La seconda tappa del percorso è dedicata ai marchi che hanno fatto la storia del jeans americano, Levi’s, Lee e Wrangler, con capi realizzati dagli anni Venti agli anni Sessanta. Poi, c’è una panoramica delle maggiori aziende che hanno importato e perfezionato il fortunato tessuto in Italia, da Carrera a Fiorucci, da Rifle a Roy Rogers, a Closed. E infine una sezione dedicata alle ultime tendenze, con tagli, modelli e trattamenti innovativi, propri del jeans di oggi. L’evento di Prato è legato alla 68.Pitti Immagine Uomo, il grande evento inaugurato il 22 giugno a Firenze, dedicata alla moda maschile e animata da un ricco programma di eventi che mixano arte, musica, performance, video, installazioni e fotografia (fino al 25 giugno). Negli spazi della Stazione Leopolda, la mostra L’altro Jeans – Il faut laver le jean de ses idées – è dedicata al percorso creativo della coppia di stilisti francesi Marithe + Francois Girabaud: quarant’anni di ricerche e invenzioni intorno al jeans inteso come stile di vita, che comprendono innovazioni ormai mitiche come lo Stonewash.

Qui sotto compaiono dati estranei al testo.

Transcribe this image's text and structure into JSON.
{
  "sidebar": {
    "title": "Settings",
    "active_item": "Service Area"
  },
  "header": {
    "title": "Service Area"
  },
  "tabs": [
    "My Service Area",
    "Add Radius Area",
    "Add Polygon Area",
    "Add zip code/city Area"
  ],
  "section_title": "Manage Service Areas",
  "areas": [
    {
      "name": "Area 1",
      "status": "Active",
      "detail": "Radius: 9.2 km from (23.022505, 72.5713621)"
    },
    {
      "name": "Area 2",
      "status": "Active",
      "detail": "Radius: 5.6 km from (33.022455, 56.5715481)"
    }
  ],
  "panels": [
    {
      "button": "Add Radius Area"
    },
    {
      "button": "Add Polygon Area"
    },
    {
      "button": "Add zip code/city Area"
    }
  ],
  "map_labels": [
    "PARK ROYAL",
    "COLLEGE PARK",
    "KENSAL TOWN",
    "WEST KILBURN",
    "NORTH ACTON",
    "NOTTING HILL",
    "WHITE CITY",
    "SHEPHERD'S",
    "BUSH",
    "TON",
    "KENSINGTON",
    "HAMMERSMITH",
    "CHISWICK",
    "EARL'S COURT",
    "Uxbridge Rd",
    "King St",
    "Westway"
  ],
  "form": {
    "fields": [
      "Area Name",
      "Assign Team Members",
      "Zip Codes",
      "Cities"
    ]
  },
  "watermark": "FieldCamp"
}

Prato: JEANS! Le origini, il mito americano, il made in Italy, fino al 30 novembre, Museo del Tessuto, via Santa Chiara 24, tel. 0574.61.15.03.
Orari: lun.-ven. 10-18, sab. 10-14, dom. 16-19; chiuso mar. Ingresso: 4 €.

Firenze: L’altro Jeans – Il faut laver le jean de ses idées, fino al 10 luglio, Stazione Leopolda, viale Fratelli Rosselli 5, tel. 055.36.93.407.
Orari: 23, 24, 25 giugno e 1, 2, 3 luglio 12-01, 6, 7, 8, 9, 10 luglio 10-01, tutti gli altri giorni 17-01. Ingresso gratuito.